Wibble Tobias, Engström Johanna, Verrecchia Luca, Pansell Tony
Department of Clinical Neuroscience, Division of Ophthalmology and Vision, Marianne Bernadotte Centre, Karolinska Institutet, Stockholm, Sweden.
St Erik Eye Hospital, Stockholm, Sweden.
Br J Clin Pharmacol. 2020 Aug;86(8):1510-1518. doi: 10.1111/bcp.14257. Epub 2020 Mar 3.
Antihistamines make up the first line of treatments against motion-sickness. Still, their efficacy and specific mechanism have come into question. The aim of this study was to investigate the effect of meclizine on motion-sensitivity.

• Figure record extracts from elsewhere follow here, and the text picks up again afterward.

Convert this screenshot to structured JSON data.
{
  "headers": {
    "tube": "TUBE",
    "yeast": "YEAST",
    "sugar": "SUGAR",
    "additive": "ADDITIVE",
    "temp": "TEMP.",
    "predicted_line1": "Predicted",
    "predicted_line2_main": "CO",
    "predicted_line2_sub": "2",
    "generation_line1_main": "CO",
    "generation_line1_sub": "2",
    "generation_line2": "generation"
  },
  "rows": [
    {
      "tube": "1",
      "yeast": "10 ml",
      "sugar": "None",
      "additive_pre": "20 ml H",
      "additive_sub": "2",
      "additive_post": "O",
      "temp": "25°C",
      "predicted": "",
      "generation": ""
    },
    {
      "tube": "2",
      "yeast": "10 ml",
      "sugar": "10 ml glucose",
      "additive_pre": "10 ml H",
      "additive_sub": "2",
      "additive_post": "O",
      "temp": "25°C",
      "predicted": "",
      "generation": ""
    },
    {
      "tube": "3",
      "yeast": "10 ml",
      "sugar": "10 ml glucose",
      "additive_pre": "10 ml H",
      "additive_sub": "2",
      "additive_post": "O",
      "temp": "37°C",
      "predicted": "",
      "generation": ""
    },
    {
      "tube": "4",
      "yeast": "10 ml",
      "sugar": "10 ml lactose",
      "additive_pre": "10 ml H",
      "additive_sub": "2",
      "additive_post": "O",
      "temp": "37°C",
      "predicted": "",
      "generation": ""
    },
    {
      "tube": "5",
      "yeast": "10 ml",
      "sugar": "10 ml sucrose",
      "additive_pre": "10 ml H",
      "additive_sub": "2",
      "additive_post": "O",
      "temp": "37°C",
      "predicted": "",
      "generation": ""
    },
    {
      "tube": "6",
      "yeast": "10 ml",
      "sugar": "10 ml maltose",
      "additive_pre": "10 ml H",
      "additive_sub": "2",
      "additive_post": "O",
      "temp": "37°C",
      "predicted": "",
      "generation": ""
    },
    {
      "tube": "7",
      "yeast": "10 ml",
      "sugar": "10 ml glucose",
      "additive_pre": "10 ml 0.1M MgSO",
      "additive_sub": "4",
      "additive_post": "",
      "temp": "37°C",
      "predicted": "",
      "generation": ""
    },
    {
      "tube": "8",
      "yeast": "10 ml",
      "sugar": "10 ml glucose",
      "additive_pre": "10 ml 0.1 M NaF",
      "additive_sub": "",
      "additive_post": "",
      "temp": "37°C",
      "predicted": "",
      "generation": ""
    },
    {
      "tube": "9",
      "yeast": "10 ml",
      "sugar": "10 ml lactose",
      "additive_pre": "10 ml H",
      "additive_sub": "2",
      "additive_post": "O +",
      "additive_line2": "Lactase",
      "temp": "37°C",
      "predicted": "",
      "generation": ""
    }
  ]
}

This study was carried out as a triple-blinded randomized trial involving 12 healthy subjects who were exposed to (i) vestibular (VES), (ii) visual (VIS) and (iii) visual-vestibular (VIS+VES) stimulations in the roll plane. Subjects were divided into 2 groups by stratified randomization, receiving either meclizine or a placebo. Stimulations were carried out before, and after, drug administration, presented at 2 intensity levels of 14 and 28°/s . Eye movements were tracked, and torsional slow-phase velocities, amplitudes and nystagmus beats were retrieved. Subjects initially graded for their motion-sickness susceptibility.

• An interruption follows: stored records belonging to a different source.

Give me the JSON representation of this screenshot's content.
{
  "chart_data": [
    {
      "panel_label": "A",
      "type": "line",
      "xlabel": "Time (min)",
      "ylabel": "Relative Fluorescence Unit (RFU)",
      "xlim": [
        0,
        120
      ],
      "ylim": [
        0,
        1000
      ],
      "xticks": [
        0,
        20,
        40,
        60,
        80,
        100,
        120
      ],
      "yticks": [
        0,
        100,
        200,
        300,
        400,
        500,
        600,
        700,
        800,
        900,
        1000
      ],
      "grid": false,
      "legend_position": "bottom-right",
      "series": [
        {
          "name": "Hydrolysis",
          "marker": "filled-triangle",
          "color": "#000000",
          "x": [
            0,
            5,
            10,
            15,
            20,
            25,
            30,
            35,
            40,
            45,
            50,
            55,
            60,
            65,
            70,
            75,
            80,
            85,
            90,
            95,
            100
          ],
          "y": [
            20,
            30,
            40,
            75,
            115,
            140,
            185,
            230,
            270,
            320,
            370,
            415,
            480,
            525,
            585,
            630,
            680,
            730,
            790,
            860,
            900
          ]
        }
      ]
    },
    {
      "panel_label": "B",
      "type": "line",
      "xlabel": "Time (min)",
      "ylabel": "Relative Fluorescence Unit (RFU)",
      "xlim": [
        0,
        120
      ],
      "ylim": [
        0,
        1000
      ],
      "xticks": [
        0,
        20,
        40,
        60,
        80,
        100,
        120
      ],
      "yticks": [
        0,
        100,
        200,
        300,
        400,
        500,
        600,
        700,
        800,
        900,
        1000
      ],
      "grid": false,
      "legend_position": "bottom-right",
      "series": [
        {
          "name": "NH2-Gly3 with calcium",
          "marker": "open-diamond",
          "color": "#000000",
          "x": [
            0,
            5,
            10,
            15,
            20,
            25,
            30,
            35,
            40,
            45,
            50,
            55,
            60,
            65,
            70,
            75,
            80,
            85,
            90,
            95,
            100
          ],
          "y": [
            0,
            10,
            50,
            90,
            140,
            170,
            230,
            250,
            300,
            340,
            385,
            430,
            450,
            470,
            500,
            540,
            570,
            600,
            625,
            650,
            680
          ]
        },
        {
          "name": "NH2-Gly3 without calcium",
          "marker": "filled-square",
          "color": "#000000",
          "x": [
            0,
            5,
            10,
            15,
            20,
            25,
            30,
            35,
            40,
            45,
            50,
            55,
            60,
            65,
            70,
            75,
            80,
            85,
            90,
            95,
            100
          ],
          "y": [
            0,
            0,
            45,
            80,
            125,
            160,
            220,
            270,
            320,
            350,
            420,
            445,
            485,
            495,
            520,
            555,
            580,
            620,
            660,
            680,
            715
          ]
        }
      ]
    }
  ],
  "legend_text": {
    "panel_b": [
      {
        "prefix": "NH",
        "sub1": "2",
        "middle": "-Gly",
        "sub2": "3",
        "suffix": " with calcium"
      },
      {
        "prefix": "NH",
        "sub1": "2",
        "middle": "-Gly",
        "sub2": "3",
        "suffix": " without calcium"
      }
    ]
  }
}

Susceptibility had no effect on intervention outcome. Despite large variations, repeated ANOVAS showed that meclizine led to a relative increase in torsional velocity compared to placebo during vestibular stimulation for both intensities: 2.36 (7.65) from -0.01 (4.17) during low intensities, and 2.61 (6.67) from -3.49 (4.76) during high. The visual-vestibular stimuli yielded a decrease during low acceleration, -0.40 (3.87) from 3.75 (5.62), but increased during high, 3.88 (6.51) from -3.88 (8.55).
Meclizine had an inhibitory effect on eye movement reflexes for low accelerations during VIS+VES trials. This indicates that meclizine may not primarily work through sensory-specific mechanisms, but rather on a more central level. Practically, meclizine shows promise in targeting motion-sickness evoked by everyday activities, but its use may be counterproductive in high-acceleration environments.

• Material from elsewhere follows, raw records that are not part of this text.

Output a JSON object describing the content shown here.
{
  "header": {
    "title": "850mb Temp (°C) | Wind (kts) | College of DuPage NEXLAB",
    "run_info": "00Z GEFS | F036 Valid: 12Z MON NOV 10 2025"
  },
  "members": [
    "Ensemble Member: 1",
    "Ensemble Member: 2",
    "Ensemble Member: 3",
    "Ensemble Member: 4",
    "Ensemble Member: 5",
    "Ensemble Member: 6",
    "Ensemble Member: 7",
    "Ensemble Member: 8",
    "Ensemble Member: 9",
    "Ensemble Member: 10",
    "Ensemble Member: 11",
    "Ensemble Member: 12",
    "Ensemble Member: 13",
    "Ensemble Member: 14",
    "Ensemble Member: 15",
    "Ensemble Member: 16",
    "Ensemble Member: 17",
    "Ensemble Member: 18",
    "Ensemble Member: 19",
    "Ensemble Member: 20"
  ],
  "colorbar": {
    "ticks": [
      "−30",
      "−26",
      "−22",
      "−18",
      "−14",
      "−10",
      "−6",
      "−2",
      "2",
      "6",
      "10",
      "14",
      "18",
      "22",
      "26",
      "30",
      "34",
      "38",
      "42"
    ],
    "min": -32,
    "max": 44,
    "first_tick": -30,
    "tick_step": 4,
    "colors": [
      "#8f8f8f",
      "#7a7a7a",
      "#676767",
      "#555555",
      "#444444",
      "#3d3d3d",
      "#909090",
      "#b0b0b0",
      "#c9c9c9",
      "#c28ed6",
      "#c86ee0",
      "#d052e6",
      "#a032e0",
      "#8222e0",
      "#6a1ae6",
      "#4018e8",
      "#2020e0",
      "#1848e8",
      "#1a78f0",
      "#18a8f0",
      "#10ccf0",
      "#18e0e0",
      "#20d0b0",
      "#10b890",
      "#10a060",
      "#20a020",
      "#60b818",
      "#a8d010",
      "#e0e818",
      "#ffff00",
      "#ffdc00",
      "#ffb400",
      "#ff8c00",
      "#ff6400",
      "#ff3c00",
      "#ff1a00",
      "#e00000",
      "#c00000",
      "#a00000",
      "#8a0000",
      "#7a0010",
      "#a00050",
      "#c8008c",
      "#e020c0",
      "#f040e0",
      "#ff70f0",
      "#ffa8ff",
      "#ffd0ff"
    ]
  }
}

抗组胺药是治疗晕动病的一线药物。然而,其疗效和具体作用机制仍存在疑问。本研究旨在探讨美克洛嗪对运动敏感性的影响。
本研究采用三盲随机试验,纳入12名健康受试者,使其暴露于(i)前庭(VES)、(ii)视觉(VIS)和(iii)视觉 - 前庭(VIS + VES)在翻滚平面的刺激。受试者通过分层随机化分为两组,分别接受美克洛嗪或安慰剂。在给药前和给药后进行刺激,刺激以14和28°/秒的两种强度水平呈现。跟踪眼动,并获取扭转慢相速度、幅度和眼球震颤搏动。受试者最初对其晕动病易感性进行分级。
易感性对干预结果没有影响。尽管存在较大差异,但重复方差分析表明,在前庭刺激期间,与安慰剂相比,美克洛嗪在两种强度下均导致扭转速度相对增加:低强度时从 -0.01(4.17)增加到2.36(7.65),高强度时从 -3.49(4.76)增加到2.61(6.67)。视觉 - 前庭刺激在低加速度时降低,从3.75(5.62)降至 -0.40(3.87),但在高加速度时增加,从 -3.88(8.55)增至3.88(6.51)。
在VIS + VES试验中,美克洛嗪对低加速度时的眼动反射有抑制作用。这表明美克洛嗪可能并非主要通过感觉特异性机制起作用,而是在更中枢的水平上发挥作用。实际上,美克洛嗪在针对日常活动引起的晕动病方面显示出前景,但其在高加速度环境中的使用可能会适得其反。